Effectively organizing and optimizing your use of resources is also critical. This may mean making configuration changes in workloads such as adding memory or CPU. Ideally, some level of automation can be applied here. This type of configuration optimization often requires automation to be done effectively. Manual efforts like importing data into spreadsheets to drive your analysis can be as much as 30 days out of date. You will not be successful in keeping abreast of the pace of change in the modern enterprise without an automated solution.
Don’t Neglect Reporting
A key sign of capacity management maturity is the ability to automatically generate reports and dashboards that can be distributed to stakeholders. No matter where you are in your cloud capacity management maturity, effective reporting practices are vital to your success. Effective reporting is imperative for you to understand what is going on in your environment today and can help you see into the future to predict the challenges coming down the road.
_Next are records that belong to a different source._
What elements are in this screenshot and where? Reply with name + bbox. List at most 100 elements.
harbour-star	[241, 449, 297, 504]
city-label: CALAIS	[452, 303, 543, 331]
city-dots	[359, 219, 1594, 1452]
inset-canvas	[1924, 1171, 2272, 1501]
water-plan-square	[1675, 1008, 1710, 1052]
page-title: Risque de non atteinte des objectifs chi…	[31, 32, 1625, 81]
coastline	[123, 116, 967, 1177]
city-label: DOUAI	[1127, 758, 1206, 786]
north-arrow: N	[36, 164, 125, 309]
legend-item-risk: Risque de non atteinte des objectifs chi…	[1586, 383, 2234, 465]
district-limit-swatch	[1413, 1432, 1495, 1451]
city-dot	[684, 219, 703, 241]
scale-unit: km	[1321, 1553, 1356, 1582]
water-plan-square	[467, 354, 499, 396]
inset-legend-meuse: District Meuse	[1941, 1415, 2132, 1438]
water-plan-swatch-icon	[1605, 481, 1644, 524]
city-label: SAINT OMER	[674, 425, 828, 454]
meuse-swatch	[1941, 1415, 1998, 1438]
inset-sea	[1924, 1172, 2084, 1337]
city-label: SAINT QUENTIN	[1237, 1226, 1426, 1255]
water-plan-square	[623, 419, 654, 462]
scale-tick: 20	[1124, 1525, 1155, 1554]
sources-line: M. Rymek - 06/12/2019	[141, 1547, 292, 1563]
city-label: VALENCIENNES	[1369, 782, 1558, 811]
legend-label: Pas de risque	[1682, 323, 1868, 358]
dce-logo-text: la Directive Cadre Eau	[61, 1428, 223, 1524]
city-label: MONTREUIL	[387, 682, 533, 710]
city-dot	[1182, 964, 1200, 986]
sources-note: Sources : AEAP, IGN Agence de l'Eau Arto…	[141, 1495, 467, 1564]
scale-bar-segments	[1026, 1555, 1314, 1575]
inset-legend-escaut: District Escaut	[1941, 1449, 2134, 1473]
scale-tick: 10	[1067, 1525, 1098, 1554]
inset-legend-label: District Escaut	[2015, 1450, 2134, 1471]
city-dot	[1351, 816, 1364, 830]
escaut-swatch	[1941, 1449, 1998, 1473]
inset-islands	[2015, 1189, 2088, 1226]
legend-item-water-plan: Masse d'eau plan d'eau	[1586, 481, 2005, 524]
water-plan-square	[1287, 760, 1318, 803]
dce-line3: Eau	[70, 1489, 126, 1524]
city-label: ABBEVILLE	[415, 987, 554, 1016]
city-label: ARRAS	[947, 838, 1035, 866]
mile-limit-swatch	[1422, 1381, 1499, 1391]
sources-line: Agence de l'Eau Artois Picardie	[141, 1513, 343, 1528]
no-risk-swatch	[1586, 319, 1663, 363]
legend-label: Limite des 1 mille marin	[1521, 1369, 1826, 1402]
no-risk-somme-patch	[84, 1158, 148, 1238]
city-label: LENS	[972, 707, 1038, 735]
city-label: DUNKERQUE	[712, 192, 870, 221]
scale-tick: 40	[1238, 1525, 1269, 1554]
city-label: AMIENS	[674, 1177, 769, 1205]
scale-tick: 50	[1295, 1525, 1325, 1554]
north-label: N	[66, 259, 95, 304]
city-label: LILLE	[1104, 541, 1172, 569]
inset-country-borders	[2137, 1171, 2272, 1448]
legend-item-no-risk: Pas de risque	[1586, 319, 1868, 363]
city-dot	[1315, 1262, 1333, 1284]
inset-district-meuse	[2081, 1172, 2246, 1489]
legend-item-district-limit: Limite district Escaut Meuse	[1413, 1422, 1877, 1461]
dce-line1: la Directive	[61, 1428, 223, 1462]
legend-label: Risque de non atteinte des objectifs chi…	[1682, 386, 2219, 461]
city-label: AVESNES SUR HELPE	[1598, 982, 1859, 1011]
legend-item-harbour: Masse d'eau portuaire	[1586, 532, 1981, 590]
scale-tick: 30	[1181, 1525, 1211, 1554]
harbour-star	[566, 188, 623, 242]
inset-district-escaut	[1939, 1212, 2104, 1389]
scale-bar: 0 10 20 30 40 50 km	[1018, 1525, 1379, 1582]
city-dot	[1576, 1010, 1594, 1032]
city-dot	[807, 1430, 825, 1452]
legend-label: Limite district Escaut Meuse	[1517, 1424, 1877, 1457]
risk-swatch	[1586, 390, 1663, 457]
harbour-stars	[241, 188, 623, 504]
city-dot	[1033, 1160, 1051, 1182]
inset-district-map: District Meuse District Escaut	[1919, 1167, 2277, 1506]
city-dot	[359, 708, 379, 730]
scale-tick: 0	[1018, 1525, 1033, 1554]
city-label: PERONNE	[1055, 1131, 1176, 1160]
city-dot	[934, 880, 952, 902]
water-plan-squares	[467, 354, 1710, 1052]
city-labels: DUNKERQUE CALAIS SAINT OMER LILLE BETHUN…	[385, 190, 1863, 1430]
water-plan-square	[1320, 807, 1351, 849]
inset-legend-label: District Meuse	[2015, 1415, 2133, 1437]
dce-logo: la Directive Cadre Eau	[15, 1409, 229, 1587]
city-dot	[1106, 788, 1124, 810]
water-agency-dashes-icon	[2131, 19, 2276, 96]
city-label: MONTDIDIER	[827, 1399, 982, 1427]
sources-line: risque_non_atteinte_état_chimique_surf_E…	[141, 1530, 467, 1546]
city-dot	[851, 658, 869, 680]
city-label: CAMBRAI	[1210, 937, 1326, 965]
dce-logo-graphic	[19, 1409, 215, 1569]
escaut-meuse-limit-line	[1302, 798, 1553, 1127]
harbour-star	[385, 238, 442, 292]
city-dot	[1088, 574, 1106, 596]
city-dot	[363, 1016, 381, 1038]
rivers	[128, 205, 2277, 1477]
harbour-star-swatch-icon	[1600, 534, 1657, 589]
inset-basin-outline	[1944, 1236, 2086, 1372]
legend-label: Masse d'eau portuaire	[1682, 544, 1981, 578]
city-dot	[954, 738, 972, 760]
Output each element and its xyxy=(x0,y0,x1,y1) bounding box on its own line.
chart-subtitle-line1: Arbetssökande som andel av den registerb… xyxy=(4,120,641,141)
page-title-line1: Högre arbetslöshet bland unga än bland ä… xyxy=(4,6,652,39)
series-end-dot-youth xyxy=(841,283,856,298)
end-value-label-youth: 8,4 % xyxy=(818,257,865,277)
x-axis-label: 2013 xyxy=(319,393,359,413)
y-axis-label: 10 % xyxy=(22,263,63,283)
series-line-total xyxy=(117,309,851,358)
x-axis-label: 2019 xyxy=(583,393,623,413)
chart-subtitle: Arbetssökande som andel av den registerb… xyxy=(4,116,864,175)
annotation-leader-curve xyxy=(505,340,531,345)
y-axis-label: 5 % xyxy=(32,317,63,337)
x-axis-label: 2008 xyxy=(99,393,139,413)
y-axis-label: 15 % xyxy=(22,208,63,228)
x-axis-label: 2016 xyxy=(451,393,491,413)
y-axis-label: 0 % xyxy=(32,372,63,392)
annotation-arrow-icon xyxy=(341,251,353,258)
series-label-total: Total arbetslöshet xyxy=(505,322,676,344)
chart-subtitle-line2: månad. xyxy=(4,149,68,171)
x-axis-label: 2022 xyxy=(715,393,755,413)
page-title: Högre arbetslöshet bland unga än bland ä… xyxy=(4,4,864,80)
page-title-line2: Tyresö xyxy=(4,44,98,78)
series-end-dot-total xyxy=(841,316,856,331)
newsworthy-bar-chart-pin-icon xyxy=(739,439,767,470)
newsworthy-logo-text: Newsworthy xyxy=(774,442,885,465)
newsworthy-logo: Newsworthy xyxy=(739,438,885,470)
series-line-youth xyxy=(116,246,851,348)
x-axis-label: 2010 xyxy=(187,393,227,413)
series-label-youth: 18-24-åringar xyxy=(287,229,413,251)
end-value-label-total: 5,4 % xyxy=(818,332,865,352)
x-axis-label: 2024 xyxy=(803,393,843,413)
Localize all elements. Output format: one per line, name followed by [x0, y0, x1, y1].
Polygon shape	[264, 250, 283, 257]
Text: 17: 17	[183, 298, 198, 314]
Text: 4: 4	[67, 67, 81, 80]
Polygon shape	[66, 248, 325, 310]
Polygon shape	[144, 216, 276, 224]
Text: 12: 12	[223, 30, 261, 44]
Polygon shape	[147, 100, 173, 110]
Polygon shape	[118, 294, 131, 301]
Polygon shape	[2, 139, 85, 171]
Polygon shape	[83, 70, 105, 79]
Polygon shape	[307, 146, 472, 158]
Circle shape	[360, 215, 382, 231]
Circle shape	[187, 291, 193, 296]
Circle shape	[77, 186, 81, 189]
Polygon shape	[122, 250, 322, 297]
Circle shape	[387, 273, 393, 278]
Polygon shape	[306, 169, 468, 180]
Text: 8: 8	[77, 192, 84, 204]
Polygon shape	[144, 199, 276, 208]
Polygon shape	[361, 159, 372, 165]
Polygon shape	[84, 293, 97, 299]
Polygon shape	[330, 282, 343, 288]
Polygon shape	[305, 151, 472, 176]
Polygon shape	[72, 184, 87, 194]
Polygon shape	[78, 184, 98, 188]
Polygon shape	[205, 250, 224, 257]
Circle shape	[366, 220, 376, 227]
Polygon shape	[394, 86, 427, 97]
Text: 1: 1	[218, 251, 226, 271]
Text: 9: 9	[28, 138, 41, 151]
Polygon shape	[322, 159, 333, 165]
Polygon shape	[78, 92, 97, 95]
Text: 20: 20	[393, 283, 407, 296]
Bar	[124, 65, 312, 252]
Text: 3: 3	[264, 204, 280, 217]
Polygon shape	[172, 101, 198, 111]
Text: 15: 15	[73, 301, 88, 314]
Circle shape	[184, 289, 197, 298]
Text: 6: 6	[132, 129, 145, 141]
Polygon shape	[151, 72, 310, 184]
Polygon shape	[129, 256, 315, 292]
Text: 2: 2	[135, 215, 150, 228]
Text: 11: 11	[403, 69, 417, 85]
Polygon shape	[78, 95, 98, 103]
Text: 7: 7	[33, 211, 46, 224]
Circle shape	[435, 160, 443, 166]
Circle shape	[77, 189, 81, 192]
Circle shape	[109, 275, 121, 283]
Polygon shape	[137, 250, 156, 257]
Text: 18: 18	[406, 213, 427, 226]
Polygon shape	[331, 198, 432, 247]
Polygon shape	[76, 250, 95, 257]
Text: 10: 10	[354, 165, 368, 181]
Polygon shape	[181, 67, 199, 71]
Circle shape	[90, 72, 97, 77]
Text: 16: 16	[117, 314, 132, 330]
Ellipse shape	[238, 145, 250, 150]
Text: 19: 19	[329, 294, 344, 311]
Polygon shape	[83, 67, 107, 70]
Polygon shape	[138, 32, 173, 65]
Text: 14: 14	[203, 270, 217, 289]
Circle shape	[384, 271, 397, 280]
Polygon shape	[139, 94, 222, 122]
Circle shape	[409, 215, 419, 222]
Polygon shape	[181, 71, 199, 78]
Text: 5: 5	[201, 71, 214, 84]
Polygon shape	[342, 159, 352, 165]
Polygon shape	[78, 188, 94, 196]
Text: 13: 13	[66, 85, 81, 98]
Even if you are managing to stay on top of the capacity requirements of your cloud environment, inevitably, you are going to need to get management support for changes and investments you will need to make. Your capacity management solution should provide the ability to report on these metrics in an easy to create, repeatable format that can be shared regularly with management. Time spent focusing on your reporting strategy and process will pay dividends for you in being more effective and having stronger management support for your efforts.
Effective reporting can highlight the ROI benefits to management, such as:
- Growth in resource utilizations
- Count of hardware/software assets
- Cost of hardware/software assets
- Maintenance costs for hardware
- Capacity related incidents
- Average cost of incidents
- Risk of capacity related incidents
Conclusion
Cloud computing continues to grow. Today, the cloud services multiple organizations, users, services and applications. Effectively managing cloud capacity to avoid extra spending must be a focus for today’s companies. Most organizations are switching to the cloud and enjoying its low-cost advantages, but at the same time, they need to establish processes and controls to ensure they are efficiently utilizing all the benefits of the cloud, which means capacity planners will need to update their skills. Today, environments are far more complex and there is an increasing need for capacity planners to keep up-to-date with how the cloud has changed the IT landscape.